Разве этот мир для честных людей? Разве это жизнь? О’кэй! Остается лишь сделать логический вывод и исполнить задуманное. Что ж, он уйдет из жизни без всякого шума, так же как Харт Крэйн, Хемингуэй, Павезе… Все, его путь завершился. Мама, конечно, будет страдать. И еще тетушка Наталина, которая была его крестной матерью. Но горе ближних его больше не волновало, он уже мыслями был в краю, откуда не возвращаются. Равнодушным взглядом он проводил одинокую машину, которая с невероятной скоростью промчалась по проспекту Реджина Маргерита и унеслась к реке и к холмам. На далеком перекрестке, где черные гномики чинили трамвайные пути, порой вспыхивал голубой огонек автогена.
Лишь несколько настоящих друзей будут его оплакивать, да и то недолго: Джон в Эль Пасо, Генри в Беркли, Марио в Трофарелло. Две-три девушки вспомнят о нем с грустью. Что же касается остальных, то профессиональные составители некрологов напишут о его смерти как о «тяжелой потере для нашей культуры», о «невосполнимой утрате», о «поразительно ясном уме покойного», о его «редкой, даже уникальной способности проникнуться замыслом автора и одновременно критически проанализировать текст». И так далее и тому подобное.

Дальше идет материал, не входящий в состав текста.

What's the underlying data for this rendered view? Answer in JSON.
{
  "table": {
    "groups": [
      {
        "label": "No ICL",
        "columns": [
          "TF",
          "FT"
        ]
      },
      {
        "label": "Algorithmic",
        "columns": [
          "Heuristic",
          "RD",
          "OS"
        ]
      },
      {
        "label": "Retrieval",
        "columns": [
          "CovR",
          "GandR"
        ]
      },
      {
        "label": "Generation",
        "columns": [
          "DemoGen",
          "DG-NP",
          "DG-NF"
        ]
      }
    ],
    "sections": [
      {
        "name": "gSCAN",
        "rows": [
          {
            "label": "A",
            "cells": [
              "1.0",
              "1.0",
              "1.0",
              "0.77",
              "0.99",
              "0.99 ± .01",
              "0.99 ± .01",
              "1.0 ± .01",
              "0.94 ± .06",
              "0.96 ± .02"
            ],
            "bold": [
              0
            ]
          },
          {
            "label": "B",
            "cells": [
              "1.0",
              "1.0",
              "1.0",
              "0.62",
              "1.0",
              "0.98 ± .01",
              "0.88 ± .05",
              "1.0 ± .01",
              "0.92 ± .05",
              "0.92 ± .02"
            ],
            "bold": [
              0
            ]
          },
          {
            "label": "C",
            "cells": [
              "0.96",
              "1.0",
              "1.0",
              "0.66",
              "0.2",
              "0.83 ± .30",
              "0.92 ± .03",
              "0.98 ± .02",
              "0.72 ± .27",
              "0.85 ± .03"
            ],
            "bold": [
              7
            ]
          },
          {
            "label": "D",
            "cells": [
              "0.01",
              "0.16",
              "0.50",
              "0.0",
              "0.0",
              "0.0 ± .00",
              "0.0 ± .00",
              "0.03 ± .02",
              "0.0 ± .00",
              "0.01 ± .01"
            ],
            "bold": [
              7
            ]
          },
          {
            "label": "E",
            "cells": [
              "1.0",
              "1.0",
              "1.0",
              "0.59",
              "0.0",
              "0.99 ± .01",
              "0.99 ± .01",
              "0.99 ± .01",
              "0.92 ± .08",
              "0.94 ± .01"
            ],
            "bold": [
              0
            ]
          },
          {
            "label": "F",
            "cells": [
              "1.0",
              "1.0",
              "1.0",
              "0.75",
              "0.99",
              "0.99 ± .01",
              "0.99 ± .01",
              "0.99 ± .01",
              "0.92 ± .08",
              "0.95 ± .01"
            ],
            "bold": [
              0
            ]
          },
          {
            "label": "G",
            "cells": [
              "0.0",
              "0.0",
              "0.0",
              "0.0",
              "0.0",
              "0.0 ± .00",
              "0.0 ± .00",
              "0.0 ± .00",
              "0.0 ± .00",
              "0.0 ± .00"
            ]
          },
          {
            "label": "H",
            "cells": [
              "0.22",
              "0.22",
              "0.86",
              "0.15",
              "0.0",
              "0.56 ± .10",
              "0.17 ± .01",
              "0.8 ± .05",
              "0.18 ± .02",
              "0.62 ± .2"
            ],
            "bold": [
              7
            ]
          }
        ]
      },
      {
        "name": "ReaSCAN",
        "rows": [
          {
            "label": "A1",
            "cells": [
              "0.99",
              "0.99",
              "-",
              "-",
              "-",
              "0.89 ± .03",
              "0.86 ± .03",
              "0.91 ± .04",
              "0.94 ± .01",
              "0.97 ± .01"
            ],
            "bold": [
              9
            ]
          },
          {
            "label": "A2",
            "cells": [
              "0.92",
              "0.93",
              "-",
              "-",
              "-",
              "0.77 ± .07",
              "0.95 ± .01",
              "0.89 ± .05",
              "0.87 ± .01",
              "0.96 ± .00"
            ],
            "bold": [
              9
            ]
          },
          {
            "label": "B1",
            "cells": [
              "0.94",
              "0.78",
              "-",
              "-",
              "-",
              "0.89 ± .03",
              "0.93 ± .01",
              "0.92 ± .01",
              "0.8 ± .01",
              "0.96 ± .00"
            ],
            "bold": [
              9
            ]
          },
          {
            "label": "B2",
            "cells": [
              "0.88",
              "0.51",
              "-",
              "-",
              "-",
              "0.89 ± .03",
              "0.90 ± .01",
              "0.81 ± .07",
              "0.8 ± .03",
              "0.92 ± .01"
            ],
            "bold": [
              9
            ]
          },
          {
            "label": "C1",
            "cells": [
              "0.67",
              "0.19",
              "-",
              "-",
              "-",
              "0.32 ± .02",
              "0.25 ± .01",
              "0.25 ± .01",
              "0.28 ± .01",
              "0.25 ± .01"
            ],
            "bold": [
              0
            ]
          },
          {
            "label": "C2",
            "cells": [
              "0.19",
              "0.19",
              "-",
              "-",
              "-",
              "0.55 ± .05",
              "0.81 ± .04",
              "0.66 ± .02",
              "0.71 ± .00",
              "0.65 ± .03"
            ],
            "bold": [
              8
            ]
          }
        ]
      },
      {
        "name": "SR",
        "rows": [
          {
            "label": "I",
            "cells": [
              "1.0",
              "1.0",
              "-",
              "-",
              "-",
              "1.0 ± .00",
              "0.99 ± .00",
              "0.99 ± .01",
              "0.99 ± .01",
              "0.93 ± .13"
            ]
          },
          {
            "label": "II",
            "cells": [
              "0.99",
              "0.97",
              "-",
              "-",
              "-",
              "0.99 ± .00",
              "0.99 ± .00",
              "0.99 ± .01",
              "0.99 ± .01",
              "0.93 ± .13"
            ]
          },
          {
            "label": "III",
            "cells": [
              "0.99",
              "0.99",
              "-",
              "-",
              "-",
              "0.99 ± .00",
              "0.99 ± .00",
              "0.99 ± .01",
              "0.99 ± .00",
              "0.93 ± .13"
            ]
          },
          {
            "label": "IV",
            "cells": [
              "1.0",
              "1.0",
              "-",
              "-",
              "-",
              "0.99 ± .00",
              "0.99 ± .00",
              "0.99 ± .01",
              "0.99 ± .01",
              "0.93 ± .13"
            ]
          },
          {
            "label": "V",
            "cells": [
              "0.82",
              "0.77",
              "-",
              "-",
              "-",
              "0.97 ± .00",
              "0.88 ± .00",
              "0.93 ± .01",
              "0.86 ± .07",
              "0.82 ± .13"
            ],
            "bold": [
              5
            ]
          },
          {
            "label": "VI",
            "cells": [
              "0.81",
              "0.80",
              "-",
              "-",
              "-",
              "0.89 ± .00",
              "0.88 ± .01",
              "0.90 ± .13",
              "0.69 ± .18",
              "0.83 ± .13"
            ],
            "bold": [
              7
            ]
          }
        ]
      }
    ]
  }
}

Американист Бонетто устало усмехнулся краешком рта. Что ему до всех этих жалких посмертных восхвалений, преувеличенных восторгов, до той совсем небольшой, скажем прямо, потери, которую понесет итальянская культура?!
Конечно, свой скромный вклад в литературу он еще мог бы внести, допустим, написал бы еще несколько небезынтересных статей. Но по сравнению с сегодняшним утром произошла полная переоценка ценностей, и в душе воцарились покой и ночь.
Он без страха смотрел в бездонную высь неба, стараясь отыскать затерянные в космосе звездные миры. Но небо затянули облака, и не было видно ни одной звезды. К тому же подул сильный ветер.
Бонетто встал. В этот прощальный момент он испытывал чувство родства с мельчайшими частицами мироздания. Даже с цветами, которые никогда не цвели, но которые мать упрямо держала в двадцати горшочках. Даже с жалким, ничтожным атомом, также составляющим обязательную часть целого, — со своим коллегой Марпиоли.
Он беззвучно засмеялся, вспомнив с удивлением, что все утро и потом целый день до самого вечера сходил с ума, не находя достойного ответа на… на что же?